她搁下笔,拿起写好的字幅轻轻吹干墨迹。
海兰在一旁有些担忧:“姐姐,嘉妃如今接连生子,虽一时失意,但终究位份高,又有皇子,她这般怨恨,怕是会记恨皇后,也会牵连姐姐你。”
如懿抬眸,眼中是一片沉静的睿智:“无妨。她怨恨皇后,与本宫何干?至于牵连……本宫既然敢做,自然就不怕她。”
她顿了顿,吩咐道:“三宝,近来你多留意承乾宫和钟粹宫的动向。另外,告诉惢心,以本宫的名义,给嘉妃和八阿哥送一份厚礼去,贺八阿哥满月之喜,言辞务必恳切周到。”
她不仅要防,还要主动示好,将表面功夫做足,让任何人都挑不出错处。
嘉妃的怨恨是一把刀,用得好,可以指向她想指向的方向;而纯妃的那点黯然,或许将来也能成为可以争取的契机。
如今的后宫,看似风波己平,实则暗流更甚。皇后紧握嫡子,嘉妃心生怨怼,纯妃暗藏心思,其他妃嫔各有盘算。
但如懿己非前世那个被动接招、困于情爱的乌拉那拉·如懿。
这一世,她要做的,不仅是保护自己在乎的人,更要主动布局,将所有人的反应、甚至她们的怨怼与私心,都计算在内,化为己用。

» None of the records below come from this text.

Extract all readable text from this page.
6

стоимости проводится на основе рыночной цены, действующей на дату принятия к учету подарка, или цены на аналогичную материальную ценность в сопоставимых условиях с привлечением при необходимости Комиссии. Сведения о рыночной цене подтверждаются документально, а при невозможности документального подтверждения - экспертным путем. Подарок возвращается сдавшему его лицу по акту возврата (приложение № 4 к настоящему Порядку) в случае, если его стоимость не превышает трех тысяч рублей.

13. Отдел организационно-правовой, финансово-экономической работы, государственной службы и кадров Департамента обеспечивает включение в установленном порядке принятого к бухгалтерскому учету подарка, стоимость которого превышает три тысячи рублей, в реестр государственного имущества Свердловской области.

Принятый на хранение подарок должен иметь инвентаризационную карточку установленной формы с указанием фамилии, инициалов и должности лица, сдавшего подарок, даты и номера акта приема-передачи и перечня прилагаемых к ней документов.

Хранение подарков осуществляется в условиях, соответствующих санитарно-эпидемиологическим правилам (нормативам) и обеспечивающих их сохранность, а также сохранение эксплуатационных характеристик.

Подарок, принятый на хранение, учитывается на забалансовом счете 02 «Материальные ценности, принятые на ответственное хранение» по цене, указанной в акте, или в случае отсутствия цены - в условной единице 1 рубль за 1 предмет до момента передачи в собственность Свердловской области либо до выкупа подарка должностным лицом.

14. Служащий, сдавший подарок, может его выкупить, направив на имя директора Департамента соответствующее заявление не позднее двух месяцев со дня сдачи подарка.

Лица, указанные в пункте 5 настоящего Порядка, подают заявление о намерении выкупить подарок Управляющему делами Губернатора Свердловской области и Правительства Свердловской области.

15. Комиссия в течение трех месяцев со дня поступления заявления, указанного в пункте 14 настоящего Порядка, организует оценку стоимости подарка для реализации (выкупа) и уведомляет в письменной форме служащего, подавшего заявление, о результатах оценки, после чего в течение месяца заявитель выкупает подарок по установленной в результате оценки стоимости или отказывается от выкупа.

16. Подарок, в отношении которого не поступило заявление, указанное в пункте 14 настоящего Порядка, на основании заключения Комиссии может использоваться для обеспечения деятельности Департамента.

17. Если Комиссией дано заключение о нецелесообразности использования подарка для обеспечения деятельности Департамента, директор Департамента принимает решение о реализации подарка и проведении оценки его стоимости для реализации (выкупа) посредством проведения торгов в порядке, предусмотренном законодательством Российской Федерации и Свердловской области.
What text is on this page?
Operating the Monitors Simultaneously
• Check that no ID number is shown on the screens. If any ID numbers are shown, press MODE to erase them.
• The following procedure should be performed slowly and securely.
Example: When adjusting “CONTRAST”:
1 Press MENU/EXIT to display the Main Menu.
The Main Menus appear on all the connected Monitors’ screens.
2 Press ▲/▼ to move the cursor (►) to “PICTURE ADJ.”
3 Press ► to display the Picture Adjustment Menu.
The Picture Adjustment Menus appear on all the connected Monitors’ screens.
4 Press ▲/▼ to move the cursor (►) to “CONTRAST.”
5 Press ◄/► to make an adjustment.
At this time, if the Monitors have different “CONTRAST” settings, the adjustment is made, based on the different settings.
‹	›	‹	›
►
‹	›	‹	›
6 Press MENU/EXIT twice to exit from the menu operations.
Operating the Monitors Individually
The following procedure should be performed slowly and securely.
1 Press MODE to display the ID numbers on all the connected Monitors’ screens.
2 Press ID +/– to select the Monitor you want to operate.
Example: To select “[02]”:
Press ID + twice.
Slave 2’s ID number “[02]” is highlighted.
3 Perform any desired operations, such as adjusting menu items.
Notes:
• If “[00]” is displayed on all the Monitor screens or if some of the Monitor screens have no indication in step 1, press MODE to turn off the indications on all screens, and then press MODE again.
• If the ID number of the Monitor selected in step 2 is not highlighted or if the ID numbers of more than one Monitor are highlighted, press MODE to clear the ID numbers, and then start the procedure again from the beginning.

她要在这波谲云诡的深宫中,做一个能真正掌控自己命运,也能护住一片安宁的执棋者。
皇帝的心偏?没关系。她自有办法,让这宫里的风,慢慢转向。
紫禁城外的凌云彻府邸,虽不似王公贵族之家那般轩丽壮阔,却也是一处端正敞亮、五脏俱全的二进院落。
这是皇帝额外开恩,连同指婚旨意一同赏下的,足见对凌云彻这个御前一等侍卫的看重。
府内张灯结彩,红绸高挂,虽因凌云彻并无太多亲族在京,宾客不算众多,但前来道贺的同僚、昔日旧友亦让府中充满了热闹气氛。
御前侍卫成婚,皇帝身边得脸的大太监如李玉等都派人送了贺礼,给足了面子。
端坐新房内的魏嬿婉,身着大红嫁衣,头盖红绸,听着外面隐隐传来的喧闹声,放在膝上的手微微收紧,她终于熬出头了。

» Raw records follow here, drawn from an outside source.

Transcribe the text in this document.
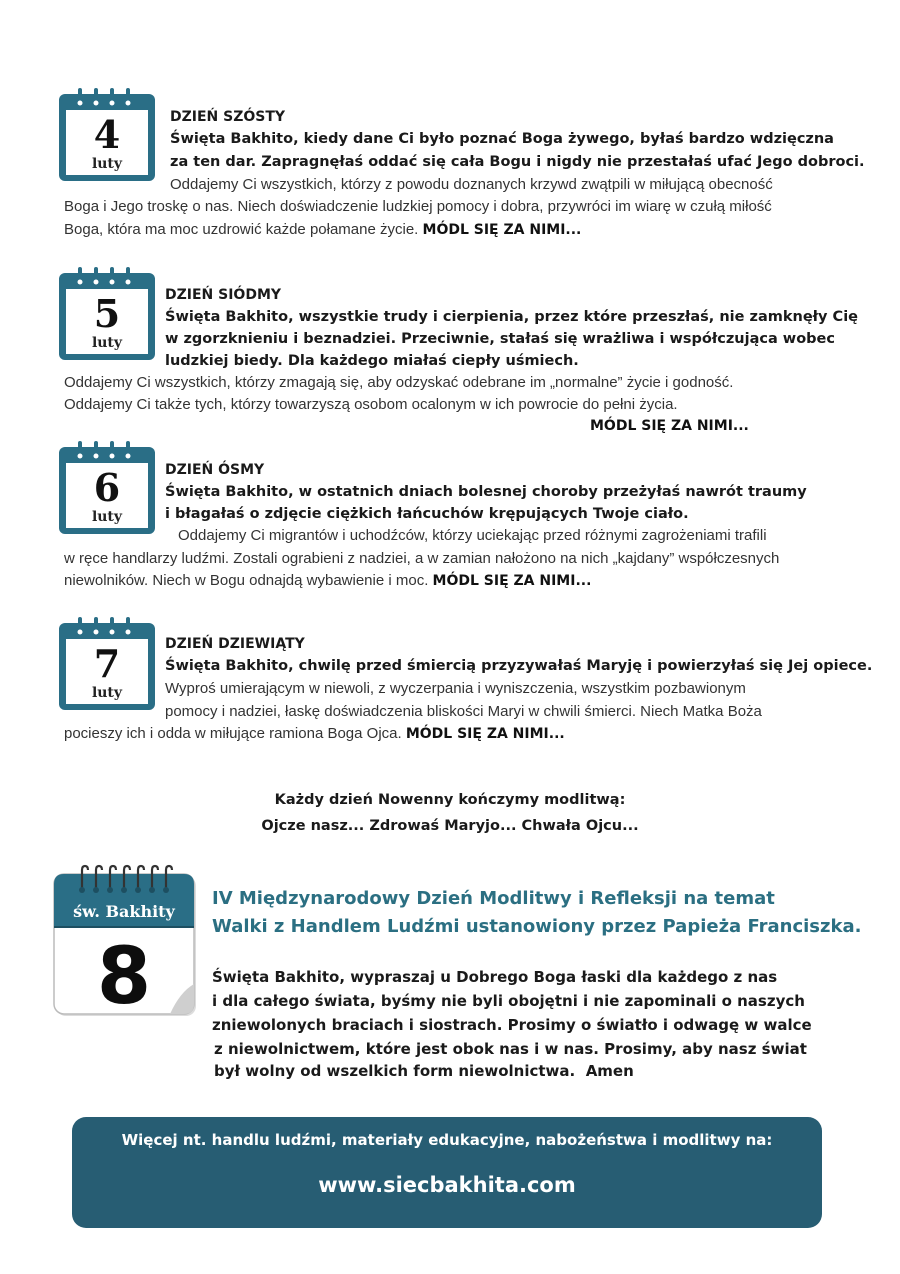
4
luty
DZIEŃ SZÓSTY
Święta Bakhito, kiedy dane Ci było poznać Boga żywego, byłaś bardzo wdzięczna
za ten dar. Zapragnęłaś oddać się cała Bogu i nigdy nie przestałaś ufać Jego dobroci.
Oddajemy Ci wszystkich, którzy z powodu doznanych krzywd zwątpili w miłującą obecność
Boga i Jego troskę o nas. Niech doświadczenie ludzkiej pomocy i dobra, przywróci im wiarę w czułą miłość
Boga, która ma moc uzdrowić każde połamane życie. MÓDL SIĘ ZA NIMI...
5
luty
DZIEŃ SIÓDMY
Święta Bakhito, wszystkie trudy i cierpienia, przez które przeszłaś, nie zamknęły Cię
w zgorzknieniu i beznadziei. Przeciwnie, stałaś się wrażliwa i współczująca wobec
ludzkiej biedy. Dla każdego miałaś ciepły uśmiech.
Oddajemy Ci wszystkich, którzy zmagają się, aby odzyskać odebrane im „normalne” życie i godność.
Oddajemy Ci także tych, którzy towarzyszą osobom ocalonym w ich powrocie do pełni życia.
MÓDL SIĘ ZA NIMI...
6
luty
DZIEŃ ÓSMY
Święta Bakhito, w ostatnich dniach bolesnej choroby przeżyłaś nawrót traumy
i błagałaś o zdjęcie ciężkich łańcuchów krępujących Twoje ciało.
Oddajemy Ci migrantów i uchodźców, którzy uciekając przed różnymi zagrożeniami trafili
w ręce handlarzy ludźmi. Zostali ograbieni z nadziei, a w zamian nałożono na nich „kajdany” współczesnych
niewolników. Niech w Bogu odnajdą wybawienie i moc. MÓDL SIĘ ZA NIMI...
7
luty
DZIEŃ DZIEWIĄTY
Święta Bakhito, chwilę przed śmiercią przyzywałaś Maryję i powierzyłaś się Jej opiece.
Wyproś umierającym w niewoli, z wyczerpania i wyniszczenia, wszystkim pozbawionym
pomocy i nadziei, łaskę doświadczenia bliskości Maryi w chwili śmierci. Niech Matka Boża
pocieszy ich i odda w miłujące ramiona Boga Ojca. MÓDL SIĘ ZA NIMI...
Każdy dzień Nowenny kończymy modlitwą:
Ojcze nasz... Zdrowaś Maryjo... Chwała Ojcu...
św. Bakhity
8
IV Międzynarodowy Dzień Modlitwy i Refleksji na temat
Walki z Handlem Ludźmi ustanowiony przez Papieża Franciszka.
Święta Bakhito, wypraszaj u Dobrego Boga łaski dla każdego z nas
i dla całego świata, byśmy nie byli obojętni i nie zapominali o naszych
zniewolonych braciach i siostrach. Prosimy o światło i odwagę w walce
z niewolnictwem, które jest obok nas i w nas. Prosimy, aby nasz świat
był wolny od wszelkich form niewolnictwa. Amen
Więcej nt. handlu ludźmi, materiały edukacyjne, nabożeństwa i modlitwy na:
www.siecbakhita.com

如今,她穿着嫁衣,嫁的是一个真心待她、前途光明的男子。
脱离了宫墙的束缚,她不再是需要时刻提防、仰人鼻息的小宫女,而是堂堂正正的官家夫人。
这种踏实与安稳,是她过去在针线局苦熬、在花房受欺时,从未敢想过的归宿。
洞房花烛夜,红盖头被凌云彻用喜秤轻轻挑起。
烛光下,他看着妆容精致、眉眼含羞的魏嬿婉,这个他放在心里多年的女子,如今终于成为他的妻,心中充满了不真实的幸福感与巨大的满足。
“嬿婉……”他声音有些沙哑,带着显而易见的激动,“我凌云彻在此立誓,此生定不负你,必竭尽全力,让你过上安稳顺遂的日子。”
魏嬿婉抬眼望进他诚挚的眼中,那里面没有帝王的深沉难测,没有主子的居高临下,只有纯粹的爱意与承诺。
她心中最后一丝不甘与彷徨,在这一刻似乎也烟消云散。
她缓缓绽开一个真切的笑容,柔声道:“云彻哥哥,我信你。从今往后,我会做好你的妻子,好好持家,与你白首。”
两人相拥的身影被烛光投射在窗棂上,交织成一片静谧和谐的剪影。
不久,宫外的天花疫情如同阴霾,逐渐笼罩了京城。
消息传入深宫,立刻引起了不小的恐慌。
天花,这“见面传”的恶疾,对于免疫力低下的小儿尤为凶险,几乎闻之色变。
长春宫内,气氛更是凝重得能拧出水来。
皇后富察·琅嬅几乎是立刻下令封闭宫门,严禁长春宫宫人随意出入,所有送入的物件必经严格熏洗,七阿哥永琮身边伺候的乳母、保姆更是被要求以细布覆面,每日更换衣物,反复净手。
她整个人如同惊弓之鸟,将全部的心力都投注在永琮身上,连带着对后宫事务都有些疏于管理,只求能保嫡子万全。
承乾宫内,刚刚出了月子的嘉妃金玉妍,听闻此讯,眼中却闪过一丝难以察觉的晦暗光芒。
她抚摸着八阿哥永璇娇嫩的脸颊,心中既有为人母的担忧,却也有一种隐秘的期待。